There is a passage in C. S. Lewis’ book, The Screwtape Letters, that helps explain the physical side of being spiritual.

In his fourth letter, senior demon Screwtape holds forth on the subject of befuddling a new Christian in his prayers. He starts by mentioning a line from the romantic poet Samuel Taylor Coleridge about how he prayed without “moving lips and bended knees.” Coleridge thought he nailed it well enough by merely feeling prayerful, a view that Screwtape endorses in the lines that follow. “At the very least, they [Christians] can be persuaded that the bodily position [like kneeling] makes no difference to their prayers,” he says, “for they constantly forget . . . that they are animals and that whatever their bodies do affects their souls.”

via Joel J. Miller: Author of The Revolutionary Paul Revere.

Last Sunday, I visited a church where the pastor read from Romans 12.1: “I appeal to you therefore, brothers, by the mercies of God, to present yourselves as a living sacrifice, holy and acceptable to God, which is your spiritual worship.” Then he asked us if anyone noticed how he had misread the passage.  No one did.

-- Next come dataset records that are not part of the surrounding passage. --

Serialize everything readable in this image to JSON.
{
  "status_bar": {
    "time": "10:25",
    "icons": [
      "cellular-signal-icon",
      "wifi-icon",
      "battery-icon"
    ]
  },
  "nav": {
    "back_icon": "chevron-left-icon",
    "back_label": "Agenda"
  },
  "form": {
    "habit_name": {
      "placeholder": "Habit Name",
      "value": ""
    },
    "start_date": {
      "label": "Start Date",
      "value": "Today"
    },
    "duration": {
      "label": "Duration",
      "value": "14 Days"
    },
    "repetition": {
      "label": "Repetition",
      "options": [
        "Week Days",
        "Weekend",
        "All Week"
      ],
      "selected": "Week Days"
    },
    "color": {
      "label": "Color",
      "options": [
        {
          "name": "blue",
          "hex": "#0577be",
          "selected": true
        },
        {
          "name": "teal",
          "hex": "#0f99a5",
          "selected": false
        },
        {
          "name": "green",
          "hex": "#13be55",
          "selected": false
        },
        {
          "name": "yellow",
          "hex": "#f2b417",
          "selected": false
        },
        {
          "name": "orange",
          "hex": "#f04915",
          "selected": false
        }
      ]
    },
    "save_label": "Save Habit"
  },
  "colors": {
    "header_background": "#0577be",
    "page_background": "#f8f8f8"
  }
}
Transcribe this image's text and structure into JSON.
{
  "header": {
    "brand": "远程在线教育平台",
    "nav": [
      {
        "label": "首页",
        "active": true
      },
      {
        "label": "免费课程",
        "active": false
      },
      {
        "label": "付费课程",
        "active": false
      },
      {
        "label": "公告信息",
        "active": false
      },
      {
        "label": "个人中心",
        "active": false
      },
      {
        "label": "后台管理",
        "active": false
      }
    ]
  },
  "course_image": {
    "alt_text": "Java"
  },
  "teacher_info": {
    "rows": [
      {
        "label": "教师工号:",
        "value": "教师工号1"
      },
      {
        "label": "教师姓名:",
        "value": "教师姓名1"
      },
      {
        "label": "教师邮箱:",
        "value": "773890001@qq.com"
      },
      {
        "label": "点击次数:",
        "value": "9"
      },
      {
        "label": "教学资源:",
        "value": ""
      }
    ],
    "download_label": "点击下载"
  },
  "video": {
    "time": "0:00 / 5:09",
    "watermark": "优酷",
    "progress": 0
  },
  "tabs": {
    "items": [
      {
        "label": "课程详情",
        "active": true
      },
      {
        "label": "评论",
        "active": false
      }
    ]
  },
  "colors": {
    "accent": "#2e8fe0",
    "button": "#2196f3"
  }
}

But Romans 12.1 actually says, “I appeal to you therefore, brothers, by the mercies of God, to present your bodies as a living sacrifice, holy and acceptable to God, which is your spiritual worship.”

Of course, that means the same thing as “yourselves,” but the point is that we normally think it doesn’t.

Joel Miller’s post on the use of gestures is very helpful in this regard. I think it also applies to the helpfulness of praying out loud with tongue, lips, and lungs.  Otherwise, prayer becomes difficult to differentiate from daydreaming.

I also pointed to something similar (I think) when I posted “Jesus is Lord”: A Practical Suggestion for Struggling with Sin.